# Profiling Guide
Performance profiling for llama-gguf using flamegraphs and system profilers.
## Prerequisites
### Linux (recommended)
```bash
# Install perf (Linux kernel profiler)
sudo apt install linux-tools-common linux-tools-$(uname -r)
# Install cargo-flamegraph
cargo install flamegraph
# Allow perf for current user (alternative to running as root)
### macOS
```bash
cargo install flamegraph
# Uses dtrace instead of perf — no additional setup needed
```
## Generating Flamegraphs
### Profile Inference
Run a short inference session and capture a flamegraph:
```bash
# Profile a model run (adjust model path and token count)
cargo flamegraph --release --bin llama-gguf -- \
run model.gguf -p "Hello" -n 50
# Output: flamegraph.svg (open in browser)
```
### Profile Benchmarks
Profile specific benchmark groups to find hot paths in quantization, SIMD, or matrix ops:
```bash
# Profile all benchmarks
cargo flamegraph --release --bench quantization
# Profile a specific benchmark group
cargo flamegraph --release --bench quantization -- --bench "dequant_kquant"
```
### Profile with Custom Arguments
```bash
# Higher sampling frequency for short operations
cargo flamegraph --release --freq 5000 --bin llama-gguf -- \
run model.gguf -p "Test" -n 20
# Include kernel frames (Linux only, requires root)
sudo cargo flamegraph --release --root --bin llama-gguf -- \
run model.gguf -p "Test" -n 20
```
## Using perf Directly
For more control, use `perf` directly:
```bash
# Record with call graph (DWARF unwinding for Rust)
perf record -g --call-graph dwarf \
cargo run --release -- run model.gguf -p "Hello" -n 50
# Generate report
perf report --hierarchy
# Export for external tools
perf script > perf.data.txt
```
### Stat Counters
Quick overview of CPU utilization without flamegraphs:
```bash
perf stat cargo run --release -- run model.gguf -p "Hello" -n 50
```
This shows IPC (instructions per cycle), cache misses, branch mispredictions — useful for spotting memory-bound vs compute-bound bottlenecks.

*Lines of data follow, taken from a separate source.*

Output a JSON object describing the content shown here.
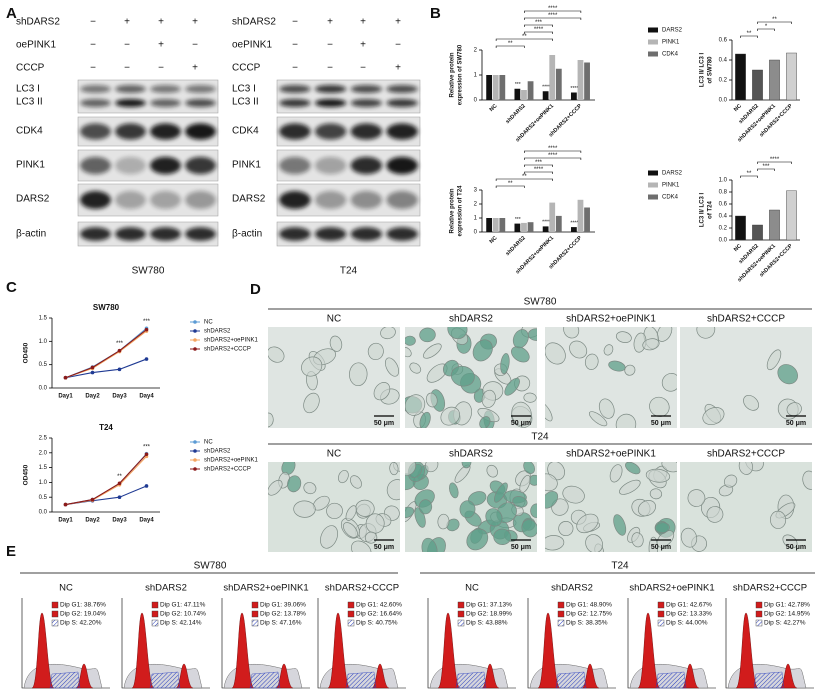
{
  "panel_a": {
    "letter": "A",
    "blots": [
      {
        "cell_line": "SW780",
        "conditions": [
          {
            "name": "shDARS2",
            "signs": [
              "−",
              "+",
              "+",
              "+"
            ]
          },
          {
            "name": "oePINK1",
            "signs": [
              "−",
              "−",
              "+",
              "−"
            ]
          },
          {
            "name": "CCCP",
            "signs": [
              "−",
              "−",
              "−",
              "+"
            ]
          }
        ],
        "proteins": [
          "LC3 I",
          "LC3 II",
          "CDK4",
          "PINK1",
          "DARS2",
          "β-actin"
        ]
      },
      {
        "cell_line": "T24",
        "conditions": [
          {
            "name": "shDARS2",
            "signs": [
              "−",
              "+",
              "+",
              "+"
            ]
          },
          {
            "name": "oePINK1",
            "signs": [
              "−",
              "−",
              "+",
              "−"
            ]
          },
          {
            "name": "CCCP",
            "signs": [
              "−",
              "−",
              "−",
              "+"
            ]
          }
        ],
        "proteins": [
          "LC3 I",
          "LC3 II",
          "CDK4",
          "PINK1",
          "DARS2",
          "β-actin"
        ]
      }
    ]
  },
  "panel_b": {
    "letter": "B"
  },
  "panel_c": {
    "letter": "C"
  },
  "chart_data": [
    {
      "type": "bar",
      "ylabel_lines": [
        "Relative protein",
        "expression of SW780"
      ],
      "categories": [
        "NC",
        "shDARS2",
        "shDARS2+oePINK1",
        "shDARS2+CCCP"
      ],
      "ylim": [
        0,
        2
      ],
      "yticks": [
        0,
        1,
        2
      ],
      "series": [
        {
          "name": "DARS2",
          "color": "#111111",
          "values": [
            1,
            0.45,
            0.35,
            0.3
          ],
          "star_labels": [
            null,
            "***",
            "****",
            "****"
          ]
        },
        {
          "name": "PINK1",
          "color": "#b5b5b5",
          "values": [
            1,
            0.4,
            1.8,
            1.6
          ],
          "star_labels": [
            null,
            null,
            null,
            null
          ]
        },
        {
          "name": "CDK4",
          "color": "#6e6e6e",
          "values": [
            1,
            0.75,
            1.25,
            1.5
          ],
          "star_labels": [
            null,
            null,
            null,
            null
          ]
        }
      ],
      "brackets": [
        {
          "text": "**",
          "from": 0,
          "to": 1
        },
        {
          "text": "**",
          "from": 0,
          "to": 2
        },
        {
          "text": "****",
          "from": 1,
          "to": 2
        },
        {
          "text": "***",
          "from": 1,
          "to": 2
        },
        {
          "text": "****",
          "from": 1,
          "to": 3
        },
        {
          "text": "****",
          "from": 1,
          "to": 3
        }
      ]
    },
    {
      "type": "bar",
      "ylabel_lines": [
        "LC3 II/ LC3 I",
        "of SW780"
      ],
      "categories": [
        "NC",
        "shDARS2",
        "shDARS2+oePINK1",
        "shDARS2+CCCP"
      ],
      "ylim": [
        0,
        0.6
      ],
      "yticks": [
        {
          "value": 0,
          "label": "0.0"
        },
        {
          "value": 0.2,
          "label": "0.2"
        },
        {
          "value": 0.4,
          "label": "0.4"
        },
        {
          "value": 0.6,
          "label": "0.6"
        }
      ],
      "values": [
        0.46,
        0.3,
        0.4,
        0.47
      ],
      "colors": [
        "#111111",
        "#555555",
        "#8c8c8c",
        "#d0d0d0"
      ],
      "brackets": [
        {
          "text": "**",
          "from": 0,
          "to": 1
        },
        {
          "text": "*",
          "from": 1,
          "to": 2
        },
        {
          "text": "**",
          "from": 1,
          "to": 3
        }
      ]
    },
    {
      "type": "bar",
      "ylabel_lines": [
        "Relative protein",
        "expression of T24"
      ],
      "categories": [
        "NC",
        "shDARS2",
        "shDARS2+oePINK1",
        "shDARS2+CCCP"
      ],
      "ylim": [
        0,
        3
      ],
      "yticks": [
        0,
        1,
        2,
        3
      ],
      "series": [
        {
          "name": "DARS2",
          "color": "#111111",
          "values": [
            1,
            0.6,
            0.4,
            0.35
          ],
          "star_labels": [
            null,
            "***",
            "****",
            "****"
          ]
        },
        {
          "name": "PINK1",
          "color": "#b5b5b5",
          "values": [
            1,
            0.65,
            2.1,
            2.3
          ],
          "star_labels": [
            null,
            null,
            null,
            null
          ]
        },
        {
          "name": "CDK4",
          "color": "#6e6e6e",
          "values": [
            1,
            0.7,
            1.15,
            1.75
          ],
          "star_labels": [
            null,
            null,
            null,
            null
          ]
        }
      ],
      "brackets": [
        {
          "text": "**",
          "from": 0,
          "to": 1
        },
        {
          "text": "**",
          "from": 0,
          "to": 2
        },
        {
          "text": "****",
          "from": 1,
          "to": 2
        },
        {
          "text": "***",
          "from": 1,
          "to": 2
        },
        {
          "text": "****",
          "from": 1,
          "to": 3
        },
        {
          "text": "****",
          "from": 1,
          "to": 3
        }
      ]
    },
    {
      "type": "bar",
      "ylabel_lines": [
        "LC3 II/ LC3 I",
        "of T24"
      ],
      "categories": [
        "NC",
        "shDARS2",
        "shDARS2+oePINK1",
        "shDARS2+CCCP"
      ],
      "ylim": [
        0,
        1
      ],
      "yticks": [
        {
          "value": 0,
          "label": "0.0"
        },
        {
          "value": 0.2,
          "label": "0.2"
        },
        {
          "value": 0.4,
          "label": "0.4"
        },
        {
          "value": 0.6,
          "label": "0.6"
        },
        {
          "value": 0.8,
          "label": "0.8"
        },
        {
          "value": 1,
          "label": "1.0"
        }
      ],
      "values": [
        0.4,
        0.25,
        0.5,
        0.82
      ],
      "colors": [
        "#111111",
        "#555555",
        "#8c8c8c",
        "#d0d0d0"
      ],
      "brackets": [
        {
          "text": "**",
          "from": 0,
          "to": 1
        },
        {
          "text": "***",
          "from": 1,
          "to": 2
        },
        {
          "text": "****",
          "from": 1,
          "to": 3
        }
      ]
    },
    {
      "type": "line",
      "title": "SW780",
      "ylabel": "OD450",
      "categories": [
        "Day1",
        "Day2",
        "Day3",
        "Day4"
      ],
      "ylim": [
        0,
        1.5
      ],
      "yticks": [
        {
          "value": 0,
          "label": "0.0"
        },
        {
          "value": 0.5,
          "label": "0.5"
        },
        {
          "value": 1,
          "label": "1.0"
        },
        {
          "value": 1.5,
          "label": "1.5"
        }
      ],
      "star_labels": [
        null,
        null,
        "***",
        "***"
      ],
      "series": [
        {
          "name": "NC",
          "color": "#5b9bd5",
          "values": [
            0.22,
            0.45,
            0.8,
            1.28
          ]
        },
        {
          "name": "shDARS2",
          "color": "#1f3a93",
          "values": [
            0.22,
            0.33,
            0.4,
            0.62
          ]
        },
        {
          "name": "shDARS2+oePINK1",
          "color": "#f4a460",
          "values": [
            0.22,
            0.42,
            0.78,
            1.22
          ]
        },
        {
          "name": "shDARS2+CCCP",
          "color": "#8b1a1a",
          "values": [
            0.22,
            0.44,
            0.8,
            1.25
          ]
        }
      ]
    },
    {
      "type": "line",
      "title": "T24",
      "ylabel": "OD450",
      "categories": [
        "Day1",
        "Day2",
        "Day3",
        "Day4"
      ],
      "ylim": [
        0,
        2.5
      ],
      "yticks": [
        {
          "value": 0,
          "label": "0.0"
        },
        {
          "value": 0.5,
          "label": "0.5"
        },
        {
          "value": 1,
          "label": "1.0"
        },
        {
          "value": 1.5,
          "label": "1.5"
        },
        {
          "value": 2,
          "label": "2.0"
        },
        {
          "value": 2.5,
          "label": "2.5"
        }
      ],
      "star_labels": [
        null,
        null,
        "**",
        "***"
      ],
      "series": [
        {
          "name": "NC",
          "color": "#5b9bd5",
          "values": [
            0.25,
            0.42,
            0.95,
            1.97
          ]
        },
        {
          "name": "shDARS2",
          "color": "#1f3a93",
          "values": [
            0.25,
            0.38,
            0.5,
            0.88
          ]
        },
        {
          "name": "shDARS2+oePINK1",
          "color": "#f4a460",
          "values": [
            0.25,
            0.4,
            0.92,
            1.88
          ]
        },
        {
          "name": "shDARS2+CCCP",
          "color": "#8b1a1a",
          "values": [
            0.25,
            0.42,
            0.97,
            1.95
          ]
        }
      ]
    }
  ],
  "panel_d": {
    "letter": "D",
    "scale_bar": "50 μm",
    "groups": [
      {
        "cell_line": "SW780",
        "conditions": [
          "NC",
          "shDARS2",
          "shDARS2+oePINK1",
          "shDARS2+CCCP"
        ]
      },
      {
        "cell_line": "T24",
        "conditions": [
          "NC",
          "shDARS2",
          "shDARS2+oePINK1",
          "shDARS2+CCCP"
        ]
      }
    ]
  },
  "panel_e": {
    "letter": "E",
    "groups": [
      {
        "cell_line": "SW780",
        "plots": [
          {
            "label": "NC",
            "stats": [
              "Dip G1: 38.76%",
              "Dip G2: 19.04%",
              "Dip S: 42.20%"
            ]
          },
          {
            "label": "shDARS2",
            "stats": [
              "Dip G1: 47.11%",
              "Dip G2: 10.74%",
              "Dip S: 42.14%"
            ]
          },
          {
            "label": "shDARS2+oePINK1",
            "stats": [
              "Dip G1: 39.06%",
              "Dip G2: 13.78%",
              "Dip S: 47.16%"
            ]
          },
          {
            "label": "shDARS2+CCCP",
            "stats": [
              "Dip G1: 42.60%",
              "Dip G2: 16.64%",
              "Dip S: 40.75%"
            ]
          }
        ]
      },
      {
        "cell_line": "T24",
        "plots": [
          {
            "label": "NC",
            "stats": [
              "Dip G1: 37.13%",
              "Dip G2: 18.99%",
              "Dip S: 43.88%"
            ]
          },
          {
            "label": "shDARS2",
            "stats": [
              "Dip G1: 48.90%",
              "Dip G2: 12.75%",
              "Dip S: 38.35%"
            ]
          },
          {
            "label": "shDARS2+oePINK1",
            "stats": [
              "Dip G1: 42.67%",
              "Dip G2: 13.33%",
              "Dip S: 44.00%"
            ]
          },
          {
            "label": "shDARS2+CCCP",
            "stats": [
              "Dip G1: 42.78%",
              "Dip G2: 14.95%",
              "Dip S: 42.27%"
            ]
          }
        ]
      }
    ]
  }
}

## Interpreting Flamegraphs
### What to Look For
| Wide band in `dequantize_*` | Dequant is the bottleneck | Optimize SIMD path or use a less aggressive quant format |
| Wide `matvec` or `matmul` | Matrix ops dominate (expected) | Check SIMD dispatch, verify AVX2/AVX-512 is active |
| `memcpy` / `alloc` bands | Excessive allocation on hot path | Use pre-allocated scratch buffers |
| `softmax` wide band | Softmax over large vocab | Check if SIMD softmax path is used |
| Deep call stacks in `encode` | Tokenizer overhead | Profile with longer prompts to amortize |
### Key Functions to Watch
- `backend::cpu::simd::*` — SIMD-accelerated operations (should be widest)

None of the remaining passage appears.